People that don't understand the concept of a zipper merge, and get mad at those that do.
There is a stop light about a quarter mile from my work on a local highway. The stop light is a merge point, because there is an exit from a major highway onto the local highway at the light, so three lanes have to quickly merge to two lanes. They force the two to merge at the stop light, that way the major highway traffic has a clear runway into the other lane another quarter mile down the road.
So naturally, everyone coming from my direction should split into the two lanes at the stop light when it's red, then zipper-merge when it turns green. This keeps the flow moving, and everyone gets to start rolling at the same time as they take turns merging while moving, and avoids the snake-style, stop-and-go delay that a single lane provides when each individual car has to wait on the one in front of it.
I will usually pick the right lane, along with everyone else that works in our little business park area, because it gets you through faster if the cars in the left lane know that you are supposed to merge.

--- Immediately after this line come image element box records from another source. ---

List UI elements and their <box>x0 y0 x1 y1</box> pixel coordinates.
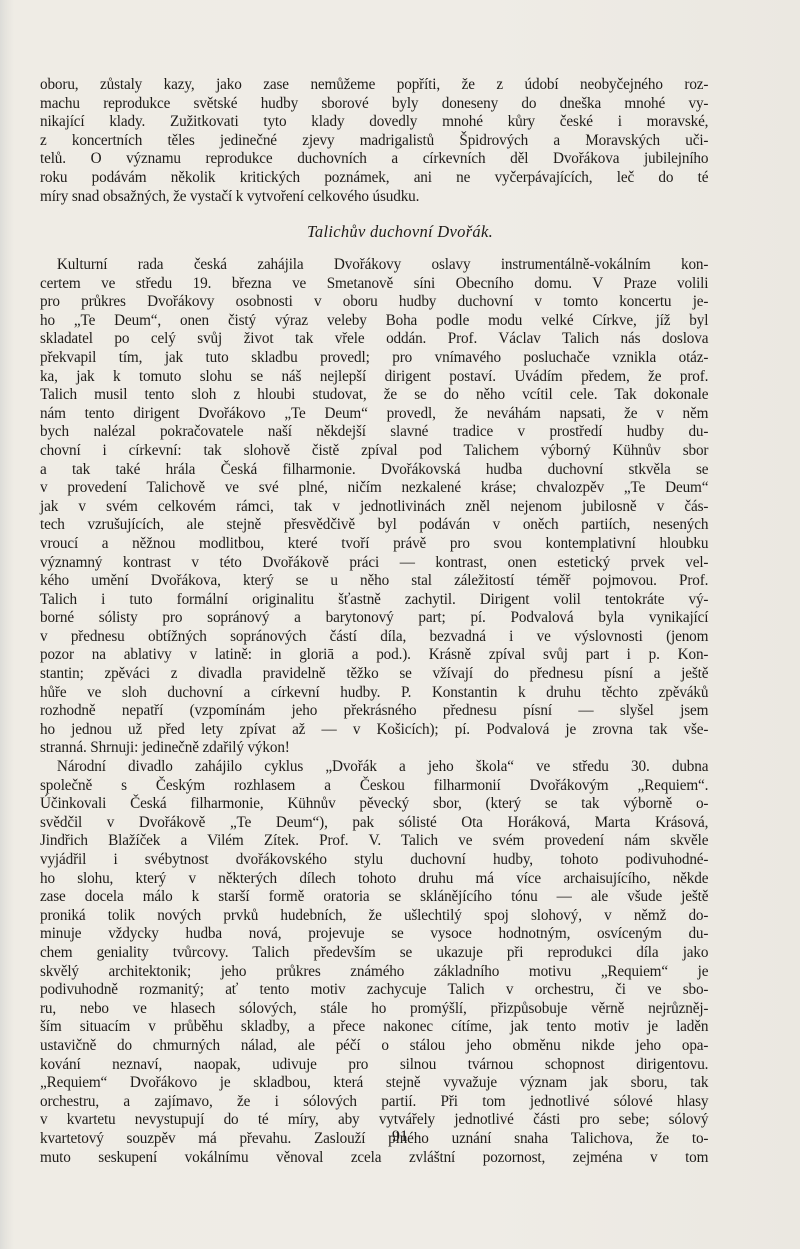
text-line: tech vzrušujících, ale stejně přesvědčiv… <box>40 515 708 534</box>
text-line: skvělý architektonik; jeho průkres známé… <box>40 962 708 981</box>
text-line: Účinkovali Česká filharmonie, Kühnův pěv… <box>40 794 708 813</box>
text-line: roku podávám několik kritických poznámek… <box>40 168 708 187</box>
text-line: „Requiem“ Dvořákovo je skladbou, která s… <box>40 1073 708 1092</box>
text-line: kého umění Dvořákova, který se u něho st… <box>40 571 708 590</box>
text-line: skladatel po celý svůj život tak vřele o… <box>40 329 708 348</box>
page-number: 91 <box>0 1128 800 1146</box>
text-line: kování neznaví, naopak, udivuje pro siln… <box>40 1055 708 1074</box>
text-line: chovní i církevní: tak slohově čistě zpí… <box>40 441 708 460</box>
text-line: v kvartetu nevystupují do té míry, aby v… <box>40 1110 708 1129</box>
text-line: certem ve středu 19. března ve Smetanově… <box>40 274 708 293</box>
text-line: jak v svém celkovém rámci, tak v jednotl… <box>40 497 708 516</box>
text-line: muto seskupení vokálnímu věnoval zcela z… <box>40 1148 708 1167</box>
text-line: pro průkres Dvořákovy osobnosti v oboru … <box>40 292 708 311</box>
text-line: stranná. Shrnuji: jedinečně zdařilý výko… <box>40 738 708 757</box>
text-line: rozhodně nepatří (vzpomínám jeho překrás… <box>40 701 708 720</box>
text-line: v přednesu obtížných sopránových částí d… <box>40 627 708 646</box>
text-line: nám tento dirigent Dvořákovo „Te Deum“ p… <box>40 404 708 423</box>
text-line: telů. O významu reprodukce duchovních a … <box>40 149 708 168</box>
text-line: svědčil v Dvořákově „Te Deum“), pak sóli… <box>40 813 708 832</box>
text-line: proniká tolik nových prvků hudebních, že… <box>40 906 708 925</box>
text-line: Talich i tuto formální originalitu šťast… <box>40 590 708 609</box>
intro-paragraph: oboru, zůstaly kazy, jako zase nemůžeme … <box>40 75 708 205</box>
text-line: oboru, zůstaly kazy, jako zase nemůžeme … <box>40 75 708 94</box>
text-line: ru, nebo ve hlasech sólových, stále ho p… <box>40 999 708 1018</box>
text-line: ho slohu, který v některých dílech tohot… <box>40 869 708 888</box>
section-heading: Talichův duchovní Dvořák. <box>0 222 800 242</box>
text-line: chem geniality tvůrcovy. Talich předevší… <box>40 943 708 962</box>
text-line: orchestru, a zajímavo, že i sólových par… <box>40 1092 708 1111</box>
text-line: stantin; zpěváci z divadla pravidelně tě… <box>40 664 708 683</box>
text-line: ka, jak k tomuto slohu se náš nejlepší d… <box>40 367 708 386</box>
paragraph-te-deum: Kulturní rada česká zahájila Dvořákovy o… <box>40 255 708 1166</box>
text-line: zase docela málo k starší formě oratoria… <box>40 887 708 906</box>
text-line: bych nalézal pokračovatele naší někdejší… <box>40 422 708 441</box>
text-line: a tak také hrála Česká filharmonie. Dvoř… <box>40 460 708 479</box>
text-line: Kulturní rada česká zahájila Dvořákovy o… <box>40 255 708 274</box>
text-line: vyjádřil i svébytnost dvořákovského styl… <box>40 850 708 869</box>
text-line: hůře ve sloh duchovní a církevní hudby. … <box>40 683 708 702</box>
text-line: z koncertních těles jedinečné zjevy madr… <box>40 131 708 150</box>
text-line: pozor na ablativy v latině: in gloriā a … <box>40 645 708 664</box>
text-line: Jindřich Blažíček a Vilém Zítek. Prof. V… <box>40 831 708 850</box>
text-line: ším situacím v průběhu skladby, a přece … <box>40 1017 708 1036</box>
text-line: společně s Českým rozhlasem a Českou fil… <box>40 776 708 795</box>
text-line: v provedení Talichově ve své plné, ničím… <box>40 478 708 497</box>
text-line: podivuhodně rozmanitý; ať tento motiv za… <box>40 980 708 999</box>
text-line: ustavičně do chmurných nálad, ale péčí o… <box>40 1036 708 1055</box>
text-line: Národní divadlo zahájilo cyklus „Dvořák … <box>40 757 708 776</box>
text-line: vroucí a něžnou modlitbou, které tvoří p… <box>40 534 708 553</box>
text-line: machu reprodukce světské hudby sborové b… <box>40 94 708 113</box>
text-line: míry snad obsažných, že vystačí k vytvoř… <box>40 187 708 206</box>
text-line: ho „Te Deum“, onen čistý výraz veleby Bo… <box>40 311 708 330</box>
text-line: borné sólisty pro sopránový a barytonový… <box>40 608 708 627</box>
text-line: významný kontrast v této Dvořákově práci… <box>40 553 708 572</box>
text-line: minuje vždycky hudba nová, projevuje se … <box>40 924 708 943</box>
text-line: ho jednou už před lety zpívat až — v Koš… <box>40 720 708 739</box>
text-line: Talich musil tento sloh z hloubi studova… <box>40 385 708 404</box>
text-line: překvapil tím, jak tuto skladbu provedl;… <box>40 348 708 367</box>
text-line: nikající klady. Zužitkovati tyto klady d… <box>40 112 708 131</box>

But every day, there is someone in the left lane that is mad at people in the right lane for 'skipping' the line, as if it's an issue of morality and waiting in the miserable stop-and-go line with everyone else is the right thing to do.
And look, I get the idea of sharing in collective misery! I'm a Notre Dame football fan! But we don't NEED to share in this collective misery! Instead of getting aggressive and boxing me out when it's supposed to be my turn, and forcing me into the traffic dividers, or forcing the car behind you to deal with letting me in... just merge normally! I promise I'm not trying to line jump. I'm trying to use the traffic flow in the logically intended way. You shouldn't be throwing your hands up in the rearview or gesturing aggressively at me because I know how this works.